Moïse Lida Kouassi, ancien ministre de la Défense, et Koné Boubacar, ex-directeur du protocole de Laurent Gbagbo, ont été placés en garde à vue le 8 août à la préfecture de police d’Abidjan, suite à leur convocation dans le cadre de l’enquête sur des incidents. Lors d’une conférence de presse tenue le dimanche 10 août au siège du PPA-CI, le président exécutif du parti, le professeur Sébastien Dano Djédjé, a indiqué que les deux cadres ont été entendus en même temps que le colonel des douanes Joël Kéké, qui a été libéré après audition.
Le PPA-CI a dénoncé les conditions de détention de ses cadres, estimant qu’elles ne respectent pas les garanties constitutionnelles, et a qualifié ces arrestations d’atteintes graves aux droits fondamentaux. Le parti a également rappelé que six autres militants avaient été arrêtés dans les jours qui ont suivi les violences, dont certains relâchés après interrogatoire.

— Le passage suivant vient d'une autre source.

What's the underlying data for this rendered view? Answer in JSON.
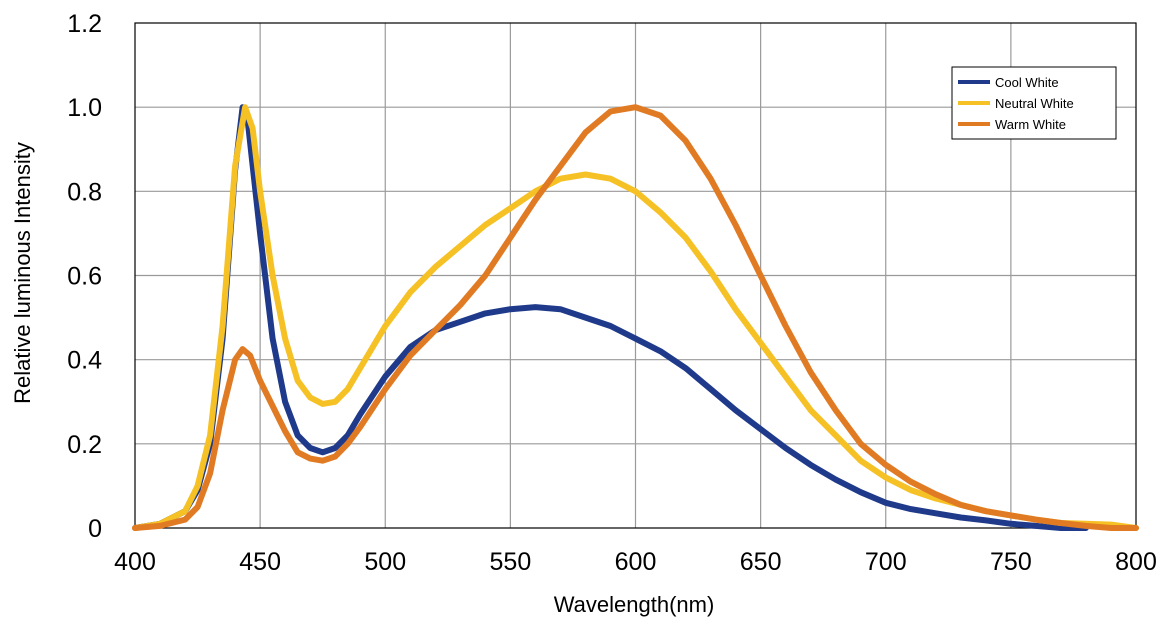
{
  "chart_data": {
    "type": "line",
    "title": "",
    "xlabel": "Wavelength(nm)",
    "ylabel": "Relative luminous Intensity",
    "xlim": [
      400,
      800
    ],
    "ylim": [
      0,
      1.2
    ],
    "x_ticks": [
      400,
      450,
      500,
      550,
      600,
      650,
      700,
      750,
      800
    ],
    "x_tick_labels": [
      "400",
      "450",
      "500",
      "550",
      "600",
      "650",
      "700",
      "750",
      "800"
    ],
    "y_ticks": [
      0,
      0.2,
      0.4,
      0.6,
      0.8,
      1.0,
      1.2
    ],
    "y_tick_labels": [
      "0",
      "0.2",
      "0.4",
      "0.6",
      "0.8",
      "1.0",
      "1.2"
    ],
    "grid": true,
    "legend_position": "top-right",
    "series": [
      {
        "name": "Cool White",
        "color": "#1f3a8a",
        "points": [
          [
            400,
            0.0
          ],
          [
            410,
            0.01
          ],
          [
            420,
            0.04
          ],
          [
            425,
            0.09
          ],
          [
            430,
            0.2
          ],
          [
            435,
            0.45
          ],
          [
            440,
            0.85
          ],
          [
            443,
            1.0
          ],
          [
            445,
            0.97
          ],
          [
            450,
            0.7
          ],
          [
            455,
            0.45
          ],
          [
            460,
            0.3
          ],
          [
            465,
            0.22
          ],
          [
            470,
            0.19
          ],
          [
            475,
            0.18
          ],
          [
            480,
            0.19
          ],
          [
            485,
            0.22
          ],
          [
            490,
            0.27
          ],
          [
            500,
            0.36
          ],
          [
            510,
            0.43
          ],
          [
            520,
            0.47
          ],
          [
            530,
            0.49
          ],
          [
            540,
            0.51
          ],
          [
            550,
            0.52
          ],
          [
            560,
            0.525
          ],
          [
            570,
            0.52
          ],
          [
            580,
            0.5
          ],
          [
            590,
            0.48
          ],
          [
            600,
            0.45
          ],
          [
            610,
            0.42
          ],
          [
            620,
            0.38
          ],
          [
            630,
            0.33
          ],
          [
            640,
            0.28
          ],
          [
            650,
            0.235
          ],
          [
            660,
            0.19
          ],
          [
            670,
            0.15
          ],
          [
            680,
            0.115
          ],
          [
            690,
            0.085
          ],
          [
            700,
            0.06
          ],
          [
            710,
            0.045
          ],
          [
            720,
            0.035
          ],
          [
            730,
            0.025
          ],
          [
            740,
            0.018
          ],
          [
            750,
            0.01
          ],
          [
            760,
            0.005
          ],
          [
            770,
            0.0
          ],
          [
            780,
            0.0
          ]
        ]
      },
      {
        "name": "Neutral White",
        "color": "#f5c125",
        "points": [
          [
            400,
            0.0
          ],
          [
            410,
            0.01
          ],
          [
            420,
            0.04
          ],
          [
            425,
            0.1
          ],
          [
            430,
            0.22
          ],
          [
            435,
            0.48
          ],
          [
            440,
            0.86
          ],
          [
            444,
            1.0
          ],
          [
            447,
            0.95
          ],
          [
            450,
            0.8
          ],
          [
            455,
            0.6
          ],
          [
            460,
            0.45
          ],
          [
            465,
            0.35
          ],
          [
            470,
            0.31
          ],
          [
            475,
            0.295
          ],
          [
            480,
            0.3
          ],
          [
            485,
            0.33
          ],
          [
            490,
            0.38
          ],
          [
            500,
            0.48
          ],
          [
            510,
            0.56
          ],
          [
            520,
            0.62
          ],
          [
            530,
            0.67
          ],
          [
            540,
            0.72
          ],
          [
            550,
            0.76
          ],
          [
            560,
            0.8
          ],
          [
            570,
            0.83
          ],
          [
            580,
            0.84
          ],
          [
            590,
            0.83
          ],
          [
            600,
            0.8
          ],
          [
            610,
            0.75
          ],
          [
            620,
            0.69
          ],
          [
            630,
            0.61
          ],
          [
            640,
            0.52
          ],
          [
            650,
            0.44
          ],
          [
            660,
            0.36
          ],
          [
            670,
            0.28
          ],
          [
            680,
            0.22
          ],
          [
            690,
            0.16
          ],
          [
            700,
            0.12
          ],
          [
            710,
            0.09
          ],
          [
            720,
            0.07
          ],
          [
            730,
            0.055
          ],
          [
            740,
            0.04
          ],
          [
            750,
            0.03
          ],
          [
            760,
            0.02
          ],
          [
            770,
            0.012
          ],
          [
            780,
            0.01
          ],
          [
            790,
            0.008
          ],
          [
            800,
            0.0
          ]
        ]
      },
      {
        "name": "Warm White",
        "color": "#e07b24",
        "points": [
          [
            400,
            0.0
          ],
          [
            410,
            0.005
          ],
          [
            420,
            0.02
          ],
          [
            425,
            0.05
          ],
          [
            430,
            0.13
          ],
          [
            435,
            0.28
          ],
          [
            440,
            0.4
          ],
          [
            443,
            0.425
          ],
          [
            446,
            0.41
          ],
          [
            450,
            0.35
          ],
          [
            455,
            0.29
          ],
          [
            460,
            0.23
          ],
          [
            465,
            0.18
          ],
          [
            470,
            0.165
          ],
          [
            475,
            0.16
          ],
          [
            480,
            0.17
          ],
          [
            485,
            0.2
          ],
          [
            490,
            0.24
          ],
          [
            500,
            0.33
          ],
          [
            510,
            0.41
          ],
          [
            520,
            0.47
          ],
          [
            530,
            0.53
          ],
          [
            540,
            0.6
          ],
          [
            550,
            0.69
          ],
          [
            560,
            0.78
          ],
          [
            570,
            0.86
          ],
          [
            580,
            0.94
          ],
          [
            590,
            0.99
          ],
          [
            600,
            1.0
          ],
          [
            610,
            0.98
          ],
          [
            620,
            0.92
          ],
          [
            630,
            0.83
          ],
          [
            640,
            0.72
          ],
          [
            650,
            0.6
          ],
          [
            660,
            0.48
          ],
          [
            670,
            0.37
          ],
          [
            680,
            0.28
          ],
          [
            690,
            0.2
          ],
          [
            700,
            0.15
          ],
          [
            710,
            0.11
          ],
          [
            720,
            0.08
          ],
          [
            730,
            0.055
          ],
          [
            740,
            0.04
          ],
          [
            750,
            0.03
          ],
          [
            760,
            0.02
          ],
          [
            770,
            0.012
          ],
          [
            780,
            0.005
          ],
          [
            790,
            0.0
          ],
          [
            800,
            0.0
          ]
        ]
      }
    ]
  }
}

Le président exécutif du PPA-CI a réaffirmé son attachement au dialogue politique, rappelant que le parti a proposé depuis février 2024 une discussion avec le gouvernement, restée sans réponse. Face à la situation actuelle, il a appelé ses militants à rester mobilisés et à se concentrer sur l’inscription de Laurent Gbagbo sur la liste électorale en vue de la présidentielle d’octobre 2025.
Le PPA-CI a également réitéré son opposition à un éventuel quatrième mandat du président Alassane Ouattara et demandé la tenue d’élections inclusives, accompagnées d’une réforme de la Commission électorale indépendante et d’un audit de la liste électorale. Une conférence de presse est prévue prochainement pour apporter davantage de précisions sur cette affaire.
Selon les informations fournies, Lida Kouassi et Koné Boubacar sont soupçonnés d’avoir joué un rôle dans l’organisation des violences qui ont notamment provoqué l’incendie d’un bus de la Sotra et la dégradation d’un véhicule de police. Ces accusations reposeraient sur des témoignages recueillis auprès de premières personnes arrêtées.